$e^{|\sin x|}+e^{-|\sin x|}+4a=0$ will have exactly four different solution in $[0,2\pi]$ $e^{|\sin x|}+e^{-|\sin x|}+4a=0$ will have exactly four different solution in $[0,2\pi]$ if
(A) $a\in\bigg[\frac{-e}{4},\frac{-1}{4}\bigg]$
(B) $a\in\bigg[\frac{-1-e^2}{4e},\infty\bigg)$
(C) $a\in \mathbb R$
(D) None of these
My Approach:
Let $e^{|\sin x|}=t \in[1,e]$
So equation transformed into $t^2+4at+1=0$
Above equation must have two distinct solution in $[1,e]$
For two distinct solution we must have $f(1)\geq0$ , $f(e) \geq0$ , $4a^2-4 \gt0$ and $1\lt -2a \lt e$
where $f(t) = t^2+4at+1$
Is my Approach Correct?
 A: The number of $x$ satisfying $|\sin x|=s$ and $0\leqslant x\leqslant 2\pi$ is
$$\begin{cases}3&\text{if $\ s=0$}
\\4&\text{if $\ s\in (0,1)$}
\\2&\text{if $\ s=1$}
\\0&\text{if $\ s\in(-\infty,0)\cup(1,\infty)$}\end{cases}$$
(see the graph of $y=|\sin x|\ (0\leqslant x\leqslant 2\pi)$.)
So, the number of $x$ satisfying $e^{|\sin x|}=t$ and $0\leqslant x\leqslant 2\pi$ is $$\begin{cases}3&\text{if $\ t=1$}
\\4&\text{if $\ t\in (1,e)$}
\\2&\text{if $\ t=e$}
\\0&\text{if $\ t\in(-\infty,1)\cup(e,\infty)$}\end{cases}$$
Let $t=e^{|\sin x|}$. Then, as you wrote, our equation can be written as
$$t^2+4at+1=0\tag1$$
Suppose that $a\geqslant 0$. Then, since $t\gt 0$, LHS of $(1)$ is positive. This is a contradiction. So, $a\lt 0$.
Also, considering the discriminant, one has $(4a)^2-4\geqslant 0$, i.e. $a\in \bigg(-\infty,-\dfrac 12\bigg]\cup \bigg[\dfrac 12,\infty\bigg)$.
Therefore, it is necessary that $a\leqslant -\dfrac 12$.
Let $p=-2a-\sqrt{4a^2-1},q=-2a+\sqrt{4a^2-1}$ be the solutions of $(1)$.

*

*Case 1 : $a=-\dfrac 12$Then, $p=q=1$, so $(1)$ has exactly three different solutions in $[0,2\pi]$.

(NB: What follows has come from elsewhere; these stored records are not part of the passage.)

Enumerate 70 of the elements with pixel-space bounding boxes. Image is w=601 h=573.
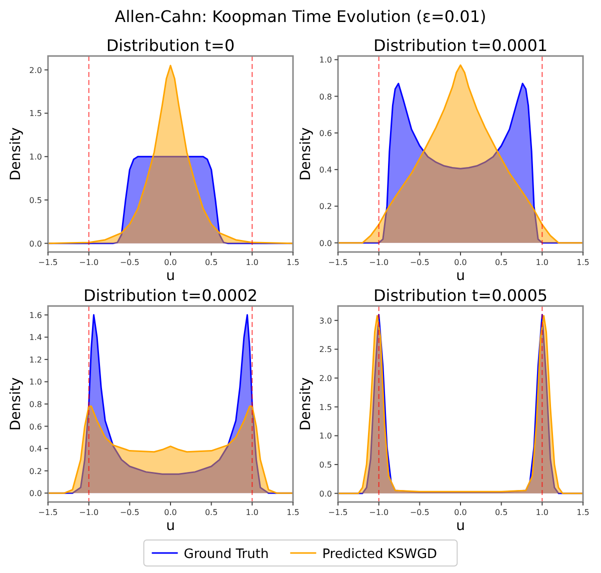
- y-tick-label: 1.0: [29, 152, 42, 162]
- y-tick-label: 3.0: [319, 316, 332, 326]
- x-axis-title: u: [456, 268, 465, 284]
- x-tick-label: 0.0: [454, 508, 467, 517]
- x-tick-label: 1.0: [246, 508, 259, 517]
- x-tick-label: −0.5: [410, 258, 430, 267]
- x-tick-label: 0.5: [204, 258, 218, 267]
- y-tick-label: 1.0: [29, 378, 42, 387]
- y-tick-label: 2.0: [29, 66, 42, 75]
- x-tick-label: 1.5: [286, 258, 300, 267]
- y-tick-label: 2.5: [319, 345, 332, 354]
- y-tick-label: 0.0: [319, 489, 332, 498]
- y-tick-label: 0.4: [29, 444, 42, 454]
- x-tick-label: −0.5: [410, 508, 430, 517]
- y-tick-label: 0.0: [29, 239, 42, 248]
- y-tick-label: 2.0: [319, 374, 332, 384]
- x-tick-label: −1.5: [328, 258, 348, 267]
- x-tick-label: −1.0: [369, 258, 389, 267]
- x-tick-label: 0.5: [494, 258, 508, 267]
- x-tick-label: 0.0: [164, 508, 177, 517]
- x-axis-title: u: [166, 268, 175, 284]
- x-tick-label: 0.0: [454, 258, 467, 267]
- x-tick-label: −1.5: [38, 258, 58, 267]
- y-tick-label: 0.2: [319, 202, 332, 212]
- x-tick-label: 1.5: [286, 508, 300, 517]
- x-tick-label: −0.5: [120, 258, 140, 267]
- y-tick-label: 0.5: [319, 460, 332, 470]
- y-tick-label: 0.4: [319, 166, 332, 175]
- y-axis-title: Density: [298, 377, 314, 431]
- y-axis-title: Density: [298, 127, 314, 181]
- x-tick-label: −1.5: [38, 508, 58, 517]
- y-tick-label: 0.5: [29, 196, 42, 205]
- y-tick-label: 1.2: [29, 355, 42, 364]
- chart-title: Distribution t=0: [106, 36, 235, 55]
- legend-label: Predicted KSWGD: [322, 547, 438, 562]
- x-tick-label: −1.5: [328, 508, 348, 517]
- y-tick-label: 0.6: [319, 128, 332, 138]
- y-tick-label: 0.2: [29, 466, 42, 476]
- x-tick-label: −1.0: [79, 508, 99, 517]
- y-tick-label: 0.0: [319, 238, 332, 248]
- y-tick-label: 1.5: [319, 402, 332, 412]
- chart-title: Distribution t=0.0002: [83, 286, 258, 305]
- x-tick-label: 1.0: [536, 258, 549, 267]
- y-tick-label: 1.0: [319, 432, 332, 441]
- legend-label: Ground Truth: [184, 547, 269, 562]
- chart-title: Distribution t=0.0005: [373, 286, 548, 305]
- x-axis-title: u: [166, 518, 175, 534]
- text: Allen-Cahn: Koopman Time Evolution (ε=0.01): [114, 7, 486, 26]
- x-tick-label: −1.0: [79, 258, 99, 267]
- x-tick-label: 1.0: [536, 508, 549, 517]
- y-tick-label: 1.6: [29, 310, 42, 320]
- y-axis-title: Density: [8, 127, 24, 181]
- y-tick-label: 1.0: [319, 56, 332, 65]
- x-tick-label: 1.5: [576, 258, 590, 267]
- x-axis-title: u: [456, 518, 465, 534]
- y-tick-label: 0.8: [319, 92, 332, 102]
- x-tick-label: −1.0: [369, 508, 389, 517]
- y-tick-label: 1.4: [29, 333, 42, 342]
- y-tick-label: 1.5: [29, 109, 42, 118]
- y-tick-label: 0.0: [29, 489, 42, 498]
- x-tick-label: −0.5: [120, 508, 140, 517]
- x-tick-label: 1.5: [576, 508, 590, 517]
- y-tick-label: 0.8: [29, 400, 42, 409]
- y-tick-label: 0.6: [29, 422, 42, 432]
- y-axis-title: Density: [8, 377, 24, 431]
- x-tick-label: 0.5: [494, 508, 508, 517]
- x-tick-label: 0.0: [164, 258, 177, 267]
- chart-title: Distribution t=0.0001: [373, 36, 548, 55]
- x-tick-label: 0.5: [204, 508, 218, 517]
- x-tick-label: 1.0: [246, 258, 259, 267]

*Case 2 : $a\lt -\dfrac 12$Then, since $p\lt 1\lt q$ (because LHS of $(1)$ is negative when $t=1$), $(1)$ has exactly four different solutions in $[0,2\pi]$ if and only if $$\begin{align}q\lt e&\iff -2a+\sqrt{4a^2-1}\lt e
\\\\&\iff \sqrt{4a^2-1}\lt e+2a
\\\\&\iff e+2a\gt 0\quad\text{and}\quad 4a^2-1\lt (e+2a)^2
\\\\&\iff -\frac{e}{2}\lt a\quad\text{and}\quad \frac{-e^2-1}{4e}\lt a
\\\\&\iff \dfrac{-1 - e^2}{4 e}<a\ \ \bigg(\lt -\frac 12\bigg)\end{align}$$
As a result, $(1)$ has exactly four different solutions in $[0,2\pi]$ if and only if
$$a\in \bigg(\frac{-1 - e^2}{4 e},-\frac 12\bigg)$$
Therefore, the correct answer is $\color{red}{(D)}$.
A: Say $s=|\sin x|$, then $s\in [0,1]$ and we need to find for which $s$ has $-4a = e^s+e^{-s}$ two solutions. Since function $f(s) = e^s+e^{-s}$ is even and increases for $s\geq 0$ we see that $f_{\max} = f(1) = e+{1\over e}$and $f_{\min} = f(0) = 2$. So $$2<-4a\leq e+{1\over e}$$ or $$-{1\over 2}>a\geq -{1+e^2\over 4e}$$
Since $-{1\over 4}>-{1\over 2}$ the answer is (D).